If a social conflict system (or any system) is actually well-and-explicitly designed around intent/goal-resolution, then a GM appending a rules/resolution-driven "and" or a complication which feels like it nullifies the intent/goal of your fairly won conflict...then the problem is either (a) with the GM (not following procedures or rules) or (b) with the player's cognitive framework not onboarding what intent/goal-resolution entails.
To bring in a few "D&D-likes":
* Like if I'm running Torchbearer and we're in a Convince conflict and your side wins...but its my right to get a compromise out of your side because of your Disposition loss...well, I can demand something from you or change the fiction in certain ways...but that way cannot overturn the intent/goal of the conflict.
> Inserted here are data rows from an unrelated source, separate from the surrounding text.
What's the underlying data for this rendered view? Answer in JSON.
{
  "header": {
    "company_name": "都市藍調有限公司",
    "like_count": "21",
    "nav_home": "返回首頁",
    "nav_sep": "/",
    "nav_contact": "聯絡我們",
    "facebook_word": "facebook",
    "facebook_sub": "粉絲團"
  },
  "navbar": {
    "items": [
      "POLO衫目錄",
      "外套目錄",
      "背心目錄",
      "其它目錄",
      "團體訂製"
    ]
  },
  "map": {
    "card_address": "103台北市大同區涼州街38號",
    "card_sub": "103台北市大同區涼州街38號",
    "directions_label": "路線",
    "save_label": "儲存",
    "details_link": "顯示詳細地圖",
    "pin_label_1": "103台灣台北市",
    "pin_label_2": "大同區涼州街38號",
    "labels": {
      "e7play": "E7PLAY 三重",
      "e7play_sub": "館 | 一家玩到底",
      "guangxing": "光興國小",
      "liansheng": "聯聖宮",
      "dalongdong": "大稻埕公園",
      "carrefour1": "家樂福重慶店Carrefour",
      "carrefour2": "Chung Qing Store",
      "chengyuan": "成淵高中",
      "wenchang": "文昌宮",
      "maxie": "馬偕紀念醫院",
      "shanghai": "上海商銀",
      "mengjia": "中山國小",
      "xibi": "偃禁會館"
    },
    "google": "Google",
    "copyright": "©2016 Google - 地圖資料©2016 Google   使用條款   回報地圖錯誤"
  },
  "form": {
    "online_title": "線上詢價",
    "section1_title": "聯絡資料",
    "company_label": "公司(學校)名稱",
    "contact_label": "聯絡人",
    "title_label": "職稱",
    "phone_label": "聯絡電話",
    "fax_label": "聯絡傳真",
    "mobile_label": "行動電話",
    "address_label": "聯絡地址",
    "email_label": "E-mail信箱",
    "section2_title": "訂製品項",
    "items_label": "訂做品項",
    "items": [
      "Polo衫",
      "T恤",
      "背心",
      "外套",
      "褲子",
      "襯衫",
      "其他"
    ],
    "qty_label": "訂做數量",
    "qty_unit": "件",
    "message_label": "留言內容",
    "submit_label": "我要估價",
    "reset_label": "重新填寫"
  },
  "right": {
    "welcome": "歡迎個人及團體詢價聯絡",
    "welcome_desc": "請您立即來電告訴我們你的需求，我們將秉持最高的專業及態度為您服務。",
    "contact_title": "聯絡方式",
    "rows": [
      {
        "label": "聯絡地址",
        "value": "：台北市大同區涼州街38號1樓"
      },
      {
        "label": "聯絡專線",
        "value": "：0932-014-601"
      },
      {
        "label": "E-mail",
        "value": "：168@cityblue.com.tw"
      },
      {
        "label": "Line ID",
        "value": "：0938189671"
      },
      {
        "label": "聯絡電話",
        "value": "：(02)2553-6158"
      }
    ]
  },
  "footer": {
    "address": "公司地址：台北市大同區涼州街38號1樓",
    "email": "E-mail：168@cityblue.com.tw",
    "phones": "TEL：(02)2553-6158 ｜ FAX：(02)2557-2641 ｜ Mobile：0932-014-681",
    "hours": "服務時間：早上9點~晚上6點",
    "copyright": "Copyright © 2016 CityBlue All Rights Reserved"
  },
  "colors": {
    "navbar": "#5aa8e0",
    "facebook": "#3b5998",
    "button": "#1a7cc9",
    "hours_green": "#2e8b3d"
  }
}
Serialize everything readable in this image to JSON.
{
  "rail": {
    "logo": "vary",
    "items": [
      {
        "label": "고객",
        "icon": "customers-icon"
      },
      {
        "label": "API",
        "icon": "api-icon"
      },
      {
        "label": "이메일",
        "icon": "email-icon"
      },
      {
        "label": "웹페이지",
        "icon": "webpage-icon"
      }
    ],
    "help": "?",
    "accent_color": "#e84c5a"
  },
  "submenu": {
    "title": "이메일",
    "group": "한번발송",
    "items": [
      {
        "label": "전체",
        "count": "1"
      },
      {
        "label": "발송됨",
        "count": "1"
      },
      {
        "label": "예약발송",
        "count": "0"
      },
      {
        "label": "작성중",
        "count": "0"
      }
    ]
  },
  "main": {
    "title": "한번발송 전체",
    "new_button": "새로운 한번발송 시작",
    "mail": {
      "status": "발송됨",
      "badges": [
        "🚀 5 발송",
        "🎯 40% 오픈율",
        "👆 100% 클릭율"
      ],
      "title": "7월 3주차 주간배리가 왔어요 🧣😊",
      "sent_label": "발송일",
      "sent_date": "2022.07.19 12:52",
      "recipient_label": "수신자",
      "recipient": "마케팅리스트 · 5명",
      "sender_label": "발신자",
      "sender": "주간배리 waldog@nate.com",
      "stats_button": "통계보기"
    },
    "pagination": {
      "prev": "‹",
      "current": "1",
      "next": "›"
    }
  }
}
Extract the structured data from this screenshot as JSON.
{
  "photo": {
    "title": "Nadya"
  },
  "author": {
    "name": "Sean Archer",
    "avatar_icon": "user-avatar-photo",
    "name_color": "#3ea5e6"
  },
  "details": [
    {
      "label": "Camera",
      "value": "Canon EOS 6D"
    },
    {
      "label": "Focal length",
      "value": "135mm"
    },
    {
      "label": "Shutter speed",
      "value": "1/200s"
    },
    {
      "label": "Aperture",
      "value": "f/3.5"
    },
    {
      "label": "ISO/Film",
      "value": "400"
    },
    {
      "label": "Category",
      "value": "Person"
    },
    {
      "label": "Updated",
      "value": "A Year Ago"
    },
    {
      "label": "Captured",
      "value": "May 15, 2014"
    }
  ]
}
It must honor it...full_stop.
* If I'm running Stonetop, your job as a player is to suss out an NPC Instinct and then use that as leverage to press or entice that NPC, and say what you want them to do. If they have reason to resist (that reason could be the fiction accrued in play to date or that your request "doesn't play ball with their Instinct"), we go to the dice. The result spread is as follows:
10+ they either do as you want or reveal the easiest way to convince them.
7-9 they reveal something you can do to convince them, though it’ll likely be costly, tricky, or distasteful.
Ultimately, if play yields that we're in agreement and all issues are resolved (you've convinced them or paid their cost), they're going to do what you want them to do. They aren't going to do something "what you want them to do - adjacent" and they certainly aren't going to do "what you want them to do yet in a way that undermines the point of having them do what you want to do in the first place."
This isn't like "Wish" in Traditional D&D. The GM can't just Calvinball their way into ultimately screwing you over via some grotesque parsing/interpretation of your stated Wish. There is the intersection of deeply constraining rules and principles that underwrite compromises in Torchbearer and there is the same thing happening with Persuade in Stonetop (and AW and DW) which GM's not only must abide by...but are encouraged to abide by (because the games deliver on the goods if you do abide by them and they break down if you do not...soooooooooo...abide by them!). The "convinced them" or "paid their cost" provisions in Stonetop don't come without constraint and best practices. There are a host of constraints on what those might be (and certainly chief among them being "they cannot violate the point/intent/goal of what you want them to do." Now in Stonetop, the GM is principally constrained to be a fan of the characters...but that doesn't entail "curating play so that the players are basically cosplaying/LARPing their preconceptions of their PC." Its quite the opposite (its about you and I and everyone finding out about your character through play rather than mapping a preconception onto play). Play is meant to be a crucible for finding out who you are (about your relationship to your Instinct.to the people of Stoneop and its neighbors and the mythology/to your playbook). So, any given Persuade move might yield you having to prioritize one thing over another and, in that process, reveal who you are (what hills you will die on and where you will compromise).
As is, 5e's Social Interaction module (clearly cribbed from Apocalypse World) is actually quite a good piece of design (I said it was my favorite 8 years ago or whatever, and it remains that today). Its got a Pictionary element to it where you're trying to suss out NPC needs/nature and then use that as leverage downstream to "solve the puzzle." Its just that the BIFTs component of the game is far too discrete and lacking in sufficient bite (but, it was intentionally designed to be that way).